Born in Innichen, County of Tyrol, Supan was first educated at the Laibach gymnasium. He studied at the University of Graz (1866–68) as a pupil of historian Franz Krones, then continued his education at the University of Vienna, receiving his PhD at Graz in 1870. From 1871 to 1875 he worked as a teacher in the Realschule in Laibach, and afterwards studied various sciences in Graz, Halle and Leipzig.

In 1877 he became a gymnasium teacher in Czernowitz, where in 1880 he was named an associate professor of geography at the university.
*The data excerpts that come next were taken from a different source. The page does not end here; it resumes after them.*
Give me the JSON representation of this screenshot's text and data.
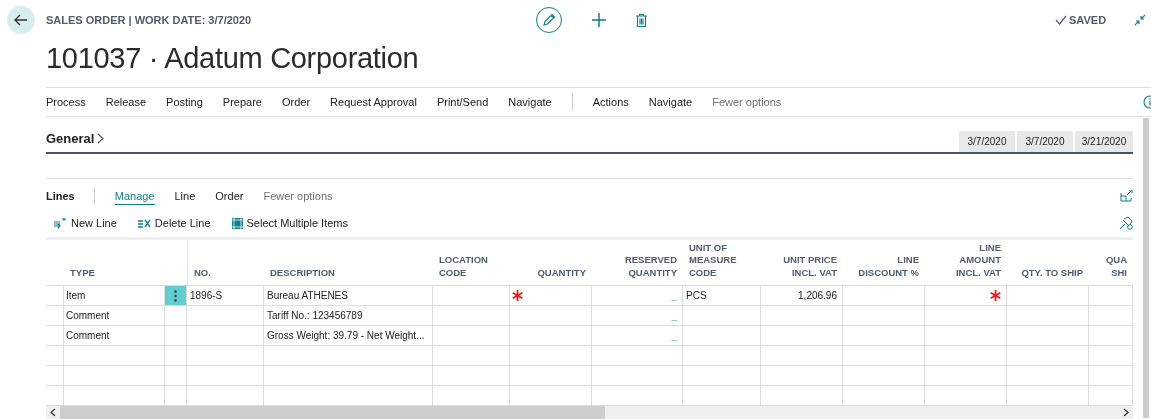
{
  "header": {
    "caption": "SALES ORDER | WORK DATE: 3/7/2020",
    "title": "101037 · Adatum Corporation",
    "status": "SAVED"
  },
  "actions": [
    {
      "label": "Process",
      "kind": "menu"
    },
    {
      "label": "Release",
      "kind": "menu"
    },
    {
      "label": "Posting",
      "kind": "menu"
    },
    {
      "label": "Prepare",
      "kind": "menu"
    },
    {
      "label": "Order",
      "kind": "menu"
    },
    {
      "label": "Request Approval",
      "kind": "menu"
    },
    {
      "label": "Print/Send",
      "kind": "menu"
    },
    {
      "label": "Navigate",
      "kind": "menu"
    },
    {
      "label": "Actions",
      "kind": "menu",
      "separator_before": true
    },
    {
      "label": "Navigate",
      "kind": "menu"
    },
    {
      "label": "Fewer options",
      "kind": "toggle"
    }
  ],
  "general": {
    "title": "General",
    "dates": [
      "3/7/2020",
      "3/7/2020",
      "3/21/2020"
    ]
  },
  "lines": {
    "title": "Lines",
    "tabs": [
      {
        "label": "Manage",
        "selected": true,
        "kind": "menu"
      },
      {
        "label": "Line",
        "selected": false,
        "kind": "menu"
      },
      {
        "label": "Order",
        "selected": false,
        "kind": "menu"
      },
      {
        "label": "Fewer options",
        "selected": false,
        "kind": "toggle"
      }
    ],
    "toolbar": [
      {
        "label": "New Line",
        "kind": "new"
      },
      {
        "label": "Delete Line",
        "kind": "delete"
      },
      {
        "label": "Select Multiple Items",
        "kind": "select"
      }
    ],
    "columns": [
      "TYPE",
      "NO.",
      "DESCRIPTION",
      "LOCATION\nCODE",
      "QUANTITY",
      "RESERVED\nQUANTITY",
      "UNIT OF\nMEASURE\nCODE",
      "UNIT PRICE\nINCL. VAT",
      "LINE\nDISCOUNT %",
      "LINE\nAMOUNT\nINCL. VAT",
      "QTY. TO SHIP",
      "QUA\nSHI"
    ],
    "rows": [
      {
        "selected": true,
        "type": "Item",
        "no": "1896-S",
        "description": "Bureau ATHENES",
        "quantity_required": true,
        "reserved_quantity": "_",
        "uom": "PCS",
        "unit_price": "1,206.96",
        "line_amount_required": true
      },
      {
        "selected": false,
        "type": "Comment",
        "description": "Tariff No.: 123456789",
        "reserved_quantity": "_"
      },
      {
        "selected": false,
        "type": "Comment",
        "description": "Gross Weight: 39.79 - Net Weight...",
        "reserved_quantity": "_"
      },
      {
        "selected": false
      },
      {
        "selected": false
      },
      {
        "selected": false
      }
    ]
  }
}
In 1884 became editor of Petermann's Mitteilungen in Gotha, retaining this post until 1909, when he accepted the chair of geography at Breslau. He died in Breslau on 6 July 1920.

His original contributions to geographical science were mainly in the fields of climatology and oceanography. In 1889 he was named editor of the statistical calendar of the Almanack de Gotha.

==Works==
- Lehrbuch der Geographie fur osterreichische Mittelschulen und verwandte Lehranstalten sowie zum Selbstunterrichte (1874, 10th edition 1901) - Textbook of geography for Austrian middle schools and related institutions, as well as self-instruction.
- Statistik der unteren Luftstromungen (1881) - Statistics of the lower air currents.
- Grundzüge der physischen Erdkunde (1884, 3rd edition 1903) - Basics of physical geography.
- Deutsche Schulgeographie (1895; latest ed. 1915) - German school geography.
- Die territoriale entwicklung der europäischen kolonien (1906) - The territorial development of the European colonies.
- Leitlinien der allgemeinen politischen geographie (1918) - Guidelines of general political geography.
He contributed many papers to Petermanns Mitteilungen.